One of the missing abductees, Megumi Yokota, was 13 when she was taken on her journey home from school in Niigata in 1977. North Korea says that she killed herself in 1994 after a bout of depression, but tests on the remains handed to Japanese authorities showed that the DNA did not match. There were also several errors on her death certificate.
Shortly after her arrival in North Korea it is thought that Yokota was transferred to a spy training facility. According to a South Korean source quoted by Kyodo News, she studied Korean for three years before teaching Japanese until the mid-1980s. She allegedly married a fellow abductee from South Korea and had a daughter.
Manual may not help Japanese negotiators
Talks between the two nations broke down after no progress was made towards resolving the remaining abductions. Japan has refused to normalize relations with North Korea unless the abductions are resolved.

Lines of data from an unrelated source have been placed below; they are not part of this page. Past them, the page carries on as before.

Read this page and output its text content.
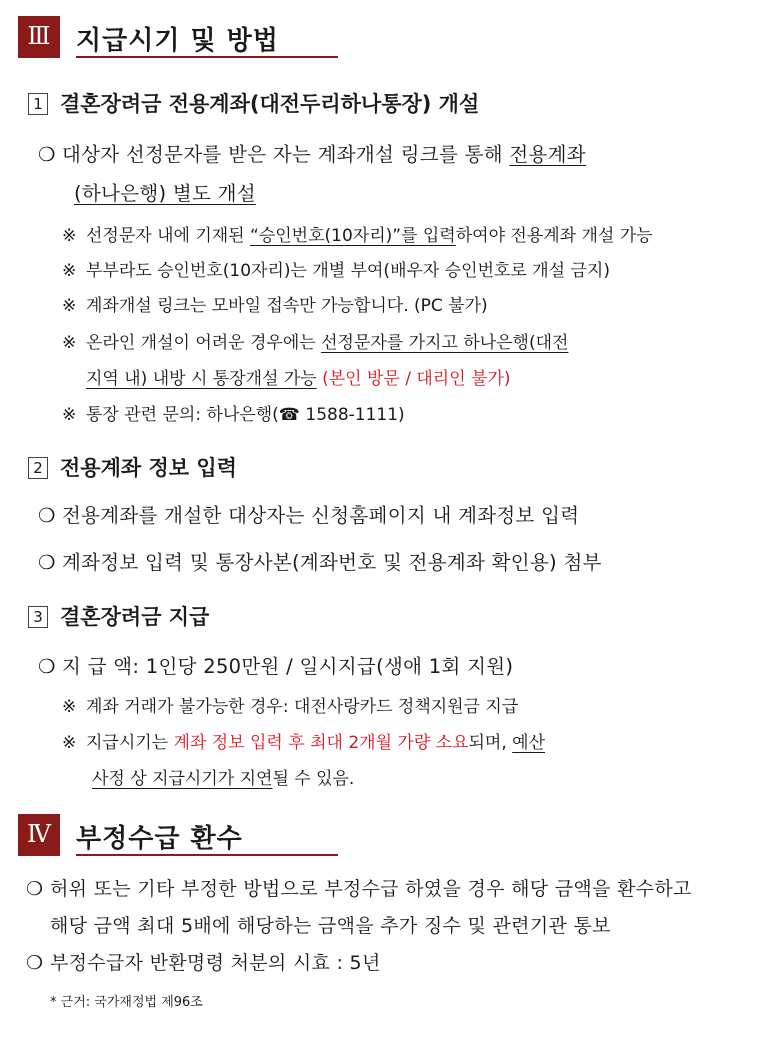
Ⅲ 지급시기 및 방법
1 결혼장려금 전용계좌(대전두리하나통장) 개설
❍ 대상자 선정문자를 받은 자는 계좌개설 링크를 통해 전용계좌
(하나은행) 별도 개설
※ 선정문자 내에 기재된 “승인번호(10자리)”를 입력하여야 전용계좌 개설 가능
※ 부부라도 승인번호(10자리)는 개별 부여(배우자 승인번호로 개설 금지)
※ 계좌개설 링크는 모바일 접속만 가능합니다. (PC 불가)
※ 온라인 개설이 어려운 경우에는 선정문자를 가지고 하나은행(대전
지역 내) 내방 시 통장개설 가능 (본인 방문 / 대리인 불가)
※ 통장 관련 문의: 하나은행(☎ 1588-1111)
2 전용계좌 정보 입력
❍ 전용계좌를 개설한 대상자는 신청홈페이지 내 계좌정보 입력
❍ 계좌정보 입력 및 통장사본(계좌번호 및 전용계좌 확인용) 첨부
3 결혼장려금 지급
❍ 지 급 액: 1인당 250만원 / 일시지급(생애 1회 지원)
※ 계좌 거래가 불가능한 경우: 대전사랑카드 정책지원금 지급
※ 지급시기는 계좌 정보 입력 후 최대 2개월 가량 소요되며, 예산
사정 상 지급시기가 지연될 수 있음.
Ⅳ 부정수급 환수
❍ 허위 또는 기타 부정한 방법으로 부정수급 하였을 경우 해당 금액을 환수하고
해당 금액 최대 5배에 해당하는 금액을 추가 징수 및 관련기관 통보
❍ 부정수급자 반환명령 처분의 시효 : 5년
* 근거: 국가재정법 제96조
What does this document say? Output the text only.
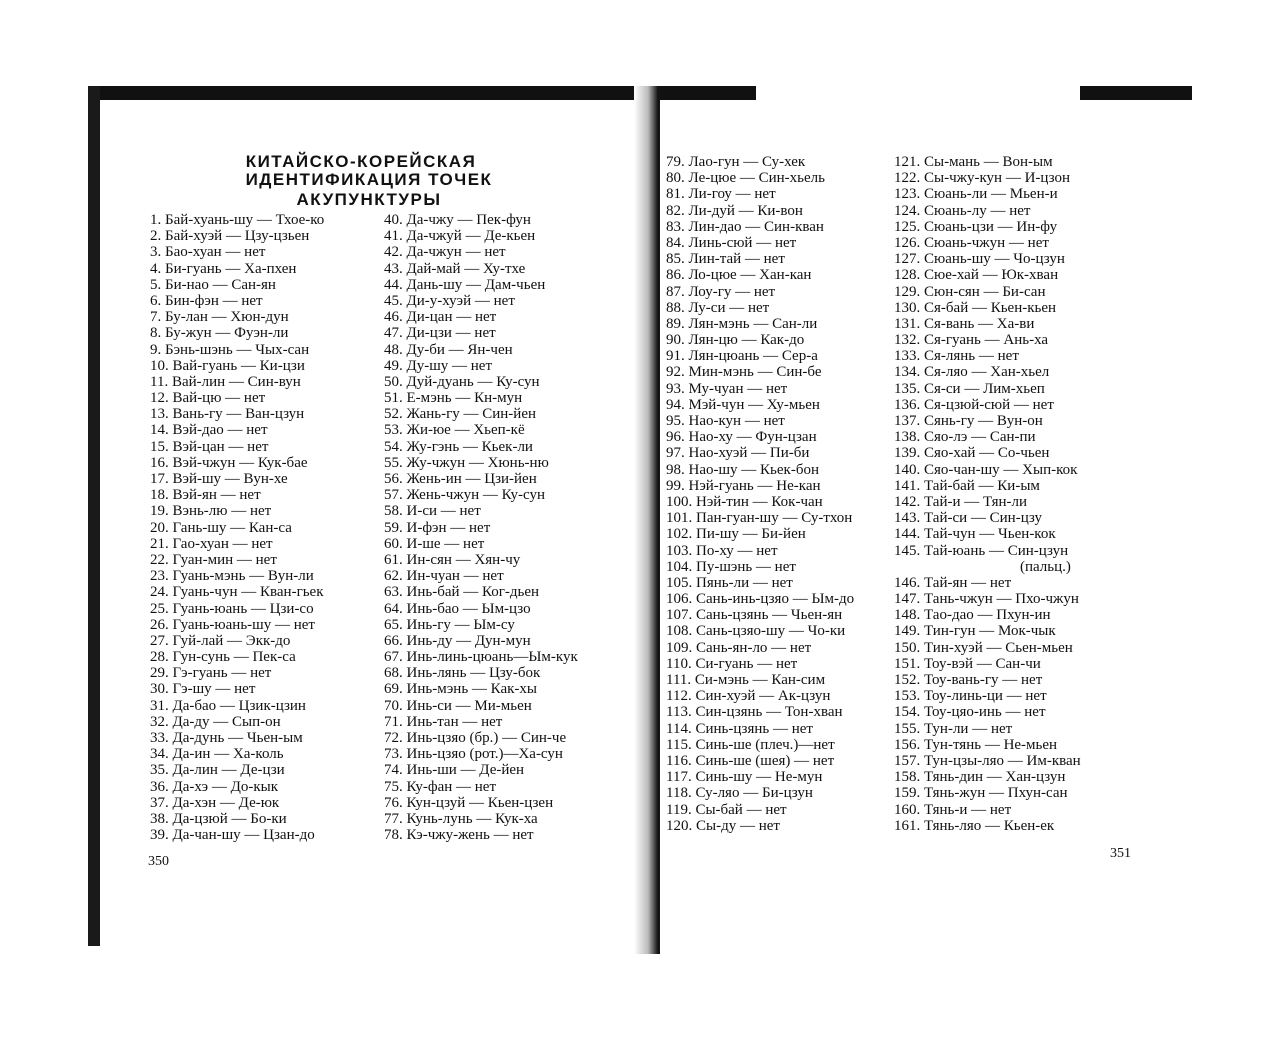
КИТАЙСКО-КОРЕЙСКАЯ
ИДЕНТИФИКАЦИЯ ТОЧЕК АКУПУНКТУРЫ
1. Бай-хуань-шу — Тхое-ко
2. Бай-хуэй — Цзу-цзьен
3. Бао-хуан — нет
4. Би-гуань — Ха-пхен
5. Би-нао — Сан-ян
6. Бин-фэн — нет
7. Бу-лан — Хюн-дун
8. Бу-жун — Фуэн-ли
9. Бэнь-шэнь — Чых-сан
10. Вай-гуань — Ки-цзи
11. Вай-лин — Син-вун
12. Вай-цю — нет
13. Вань-гу — Ван-цзун
14. Вэй-дао — нет
15. Вэй-цан — нет
16. Вэй-чжун — Кук-бае
17. Вэй-шу — Вун-хе
18. Вэй-ян — нет
19. Вэнь-лю — нет
20. Гань-шу — Кан-са
21. Гао-хуан — нет
22. Гуан-мин — нет
23. Гуань-мэнь — Вун-ли
24. Гуань-чун — Кван-гьек
25. Гуань-юань — Цзи-со
26. Гуань-юань-шу — нет
27. Гуй-лай — Экк-до
28. Гун-сунь — Пек-са
29. Гэ-гуань — нет
30. Гэ-шу — нет
31. Да-бао — Цзик-цзин
32. Да-ду — Сып-он
33. Да-дунь — Чьен-ым
34. Да-ин — Ха-коль
35. Да-лин — Де-цзи
36. Да-хэ — До-кык
37. Да-хэн — Де-юк
38. Да-цзюй — Бо-ки
39. Да-чан-шу — Цзан-до
40. Да-чжу — Пек-фун
41. Да-чжуй — Де-кьен
42. Да-чжун — нет
43. Дай-май — Ху-тхе
44. Дань-шу — Дам-чьен
45. Ди-у-хуэй — нет
46. Ди-цан — нет
47. Ди-цзи — нет
48. Ду-би — Ян-чен
49. Ду-шу — нет
50. Дуй-дуань — Ку-сун
51. Е-мэнь — Кн-мун
52. Жань-гу — Син-йен
53. Жи-юе — Хьеп-кё
54. Жу-гэнь — Кьек-ли
55. Жу-чжун — Хюнь-ню
56. Жень-ин — Цзи-йен
57. Жень-чжун — Ку-сун
58. И-си — нет
59. И-фэн — нет
60. И-ше — нет
61. Ин-сян — Хян-чу
62. Ин-чуан — нет
63. Инь-бай — Ког-дьен
64. Инь-бао — Ым-цзо
65. Инь-гу — Ым-су
66. Инь-ду — Дун-мун
67. Инь-линь-цюань—Ым-кук
68. Инь-лянь — Цзу-бок
69. Инь-мэнь — Как-хы
70. Инь-си — Ми-мьен
71. Инь-тан — нет
72. Инь-цзяо (бр.) — Син-че
73. Инь-цзяо (рот.)—Ха-сун
74. Инь-ши — Де-йен
75. Ку-фан — нет
76. Кун-цзуй — Кьен-цзен
77. Кунь-лунь — Кук-ха
78. Кэ-чжу-жень — нет
350
79. Лао-гун — Су-хек
80. Ле-цюе — Син-хьель
81. Ли-гоу — нет
82. Ли-дуй — Ки-вон
83. Лин-дао — Син-кван
84. Линь-сюй — нет
85. Лин-тай — нет
86. Ло-цюе — Хан-кан
87. Лоу-гу — нет
88. Лу-си — нет
89. Лян-мэнь — Сан-ли
90. Лян-цю — Как-до
91. Лян-цюань — Сер-а
92. Мин-мэнь — Син-бе
93. Му-чуан — нет
94. Мэй-чун — Ху-мьен
95. Нао-кун — нет
96. Нао-ху — Фун-цзан
97. Нао-хуэй — Пи-би
98. Нао-шу — Кьек-бон
99. Нэй-гуань — Не-кан
100. Нэй-тин — Кок-чан
101. Пан-гуан-шу — Су-тхон
102. Пи-шу — Би-йен
103. По-ху — нет
104. Пу-шэнь — нет
105. Пянь-ли — нет
106. Сань-инь-цзяо — Ым-до
107. Сань-цзянь — Чьен-ян
108. Сань-цзяо-шу — Чо-ки
109. Сань-ян-ло — нет
110. Си-гуань — нет
111. Си-мэнь — Кан-сим
112. Син-хуэй — Ак-цзун
113. Син-цзянь — Тон-хван
114. Синь-цзянь — нет
115. Синь-ше (плеч.)—нет
116. Синь-ше (шея) — нет
117. Синь-шу — Не-мун
118. Су-ляо — Би-цзун
119. Сы-бай — нет
120. Сы-ду — нет
121. Сы-мань — Вон-ым
122. Сы-чжу-кун — И-цзон
123. Сюань-ли — Мьен-и
124. Сюань-лу — нет
125. Сюань-цзи — Ин-фу
126. Сюань-чжун — нет
127. Сюань-шу — Чо-цзун
128. Сюе-хай — Юк-хван
129. Сюн-сян — Би-сан
130. Ся-бай — Кьен-кьен
131. Ся-вань — Ха-ви
132. Ся-гуань — Ань-ха
133. Ся-лянь — нет
134. Ся-ляо — Хан-хьел
135. Ся-си — Лим-хьеп
136. Ся-цзюй-сюй — нет
137. Сянь-гу — Вун-он
138. Сяо-лэ — Сан-пи
139. Сяо-хай — Со-чьен
140. Сяо-чан-шу — Хып-кок
141. Тай-бай — Ки-ым
142. Тай-и — Тян-ли
143. Тай-си — Син-цзу
144. Тай-чун — Чьен-кок
145. Тай-юань — Син-цзун
(пальц.)
146. Тай-ян — нет
147. Тань-чжун — Пхо-чжун
148. Тао-дао — Пхун-ин
149. Тин-гун — Мок-чык
150. Тин-хуэй — Сьен-мьен
151. Тоу-вэй — Сан-чи
152. Тоу-вань-гу — нет
153. Тоу-линь-ци — нет
154. Тоу-цяо-инь — нет
155. Тун-ли — нет
156. Тун-тянь — Не-мьен
157. Тун-цзы-ляо — Им-кван
158. Тянь-дин — Хан-цзун
159. Тянь-жун — Пхун-сан
160. Тянь-и — нет
161. Тянь-ляо — Кьен-ек
351
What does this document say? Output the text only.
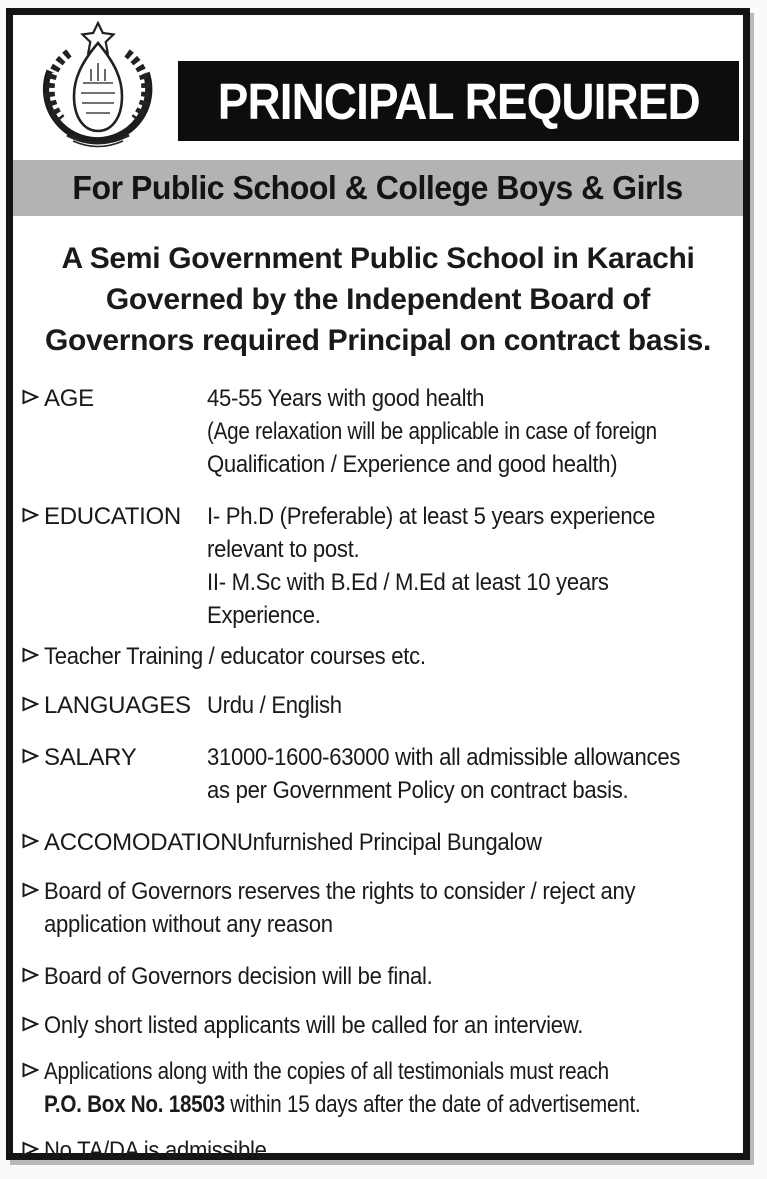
PRINCIPAL REQUIRED
For Public School & College Boys & Girls
A Semi Government Public School in Karachi
Governed by the Independent Board of
Governors required Principal on contract basis.
AGE	45-55 Years with good health
(Age relaxation will be applicable in case of foreign
Qualification / Experience and good health)
EDUCATION	I- Ph.D (Preferable) at least 5 years experience
relevant to post.
II- M.Sc with B.Ed / M.Ed at least 10 years
Experience.
Teacher Training / educator courses etc.
LANGUAGES Urdu / English
SALARY	31000-1600-63000 with all admissible allowances
as per Government Policy on contract basis.
ACCOMODATION Unfurnished Principal Bungalow
Board of Governors reserves the rights to consider / reject any
application without any reason
Board of Governors decision will be final.
Only short listed applicants will be called for an interview.
Applications along with the copies of all testimonials must reach
P.O. Box No. 18503 within 15 days after the date of advertisement.
No TA/DA is admissible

As interesting as the manual may be, assuming it is genuine, it is not clear how it could help Japanese negotiators. “But the families of the abductees and their supporters can now point to this document as proof that North Korea systematically organised the abductions,” the Tokyo Shimbun reporter said. “That will enable them to put pressure on the Japanese government to do more to settle the matter.”
Families of the abducted may try to use the document as leverage with the Japanese government, but negotiations with North Korea are a completely different matter. The current ruler, Kim Jong-un, appears to be convinced that North Korea has no need to maintain relations with the outside world, which makes the secretive nation even more unpredictable and dangerous.
Kim has even gone so far as to defy long-term ally China, which is becoming increasingly exasperated with North Korea’s erratic and provocative behavior. If China cannot use its economic and political leverage to keep Kim in line, there would appear to be little hope for Japan and the families of the abductees.